L'INTELLIGENCE DES ECRITURES
Toujours dans cette quatrième série de portraits de femmes de l'évangile, après avoir regardé la femme anonyme qui vient verser du parfum sur les pieds de Jésus à Béthanie dans le récit qu'en font Marc et Matthieu, examinons le même épisode dans l'évangile de Jean. (chapitre 12, 1-8)
Alors que, pour Matthieu et Marc, cette femme était anonyme, Jean la désigne : c'est Marie, la soeur de Marthe et de Lazare, que Jésus a "relevé d'entre les morts". Lazare est à table avec Jésus. La preuve qu'on est vivant ne se fait jamais aussi bien qu'à table. On célèbre donc sans doute le retour de Lazare à la vie. C'est la fête. Mais cela ne suffit pas à Jean. Voici qu'interviennent deux nouveaux acteurs : Marie et Judas. Ile nous sont connus. Ils ne sont pas mystérieux. Ils sont la foi et l'incrédulité : la femme qui glorifie et l'homme qui trahit.
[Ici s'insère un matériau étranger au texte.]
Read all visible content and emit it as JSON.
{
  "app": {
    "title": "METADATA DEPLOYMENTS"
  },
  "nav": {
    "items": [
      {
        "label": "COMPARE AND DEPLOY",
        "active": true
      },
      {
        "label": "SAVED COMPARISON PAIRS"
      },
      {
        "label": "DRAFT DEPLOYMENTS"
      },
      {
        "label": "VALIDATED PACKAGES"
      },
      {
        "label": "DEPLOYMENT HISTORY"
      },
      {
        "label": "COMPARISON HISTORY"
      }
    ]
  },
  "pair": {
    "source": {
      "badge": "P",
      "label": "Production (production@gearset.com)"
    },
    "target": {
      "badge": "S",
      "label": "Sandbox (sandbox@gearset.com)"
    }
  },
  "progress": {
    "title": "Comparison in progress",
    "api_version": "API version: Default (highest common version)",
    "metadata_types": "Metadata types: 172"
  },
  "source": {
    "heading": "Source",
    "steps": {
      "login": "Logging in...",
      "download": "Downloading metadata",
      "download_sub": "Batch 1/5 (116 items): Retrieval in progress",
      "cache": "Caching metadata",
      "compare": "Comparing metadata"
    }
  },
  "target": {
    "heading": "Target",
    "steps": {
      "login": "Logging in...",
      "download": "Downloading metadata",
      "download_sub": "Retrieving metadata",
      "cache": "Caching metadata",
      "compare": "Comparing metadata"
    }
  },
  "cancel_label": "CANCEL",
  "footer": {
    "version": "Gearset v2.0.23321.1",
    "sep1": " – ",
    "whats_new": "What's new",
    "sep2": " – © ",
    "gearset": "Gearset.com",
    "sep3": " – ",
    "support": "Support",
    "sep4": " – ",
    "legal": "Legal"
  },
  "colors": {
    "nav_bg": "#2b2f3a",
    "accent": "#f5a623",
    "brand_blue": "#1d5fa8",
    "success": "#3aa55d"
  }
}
Marie arrive avec cette onction de parfum. Marthe veillait à l'ordinaire, Marie assume l'exceptionnel. Elle ajoute au festoiement une dimension transcendante, universelle et prophétique. Nous passons de la plate réjouissance à la contemplation. Marie accomplit un acte insolite. Elle est seule à percevoir la gloire du Fils : cette onction est une onction royale.
Comme la pécheresse de Luc, elle fait cette onction, non sur la tête, mais sur les pieds de Jésus : comme si la personne du Messie était déjà hors de portée de tout contact humain. Puis elle essuie avec sa chevelure. La dépense devient alors encore plus incompréhensible, comme si les pieds du Maître étaient trop précieux pour ce parfum précieux. Marie, en tout cas, s'engage avec son propre corps. Elle se fait servante et serviette. Enfin l'onction ne se limite pas à l'acte de répandre et d'essuyer. Elle se communique universellement : la maison s'emplit de ce parfum. Tous bénéficieront de cette onction.
Judas proteste, solitaire. Il incarne la mort triomphante. Il parle de 300 deniers, lui qui vendra Jésus pour 30 deniers. Voilà que le crime de Judas a commencé.
Il nous reste à lire, pour terminer cette étude, deux grands récits de l'évangile de Jean : l'épisode de la résurrection de Lazare et la rencontre de Jésus avec la Samaritaine, au puits de Jacob.
Voici de grandes confessions de foi, dans des dialogues avec Jésus. Ici la foi n'est pas quelque chose de tout-fait. Nous assistons à un lent cheminement avant de parvenir à la certitude. Notez bien, d'abord, que chez Jean, on ne trouve jamais le nom "foi", mais toujours le verbe "croire", comme une adhésion vitale, avec son caractère dynamique.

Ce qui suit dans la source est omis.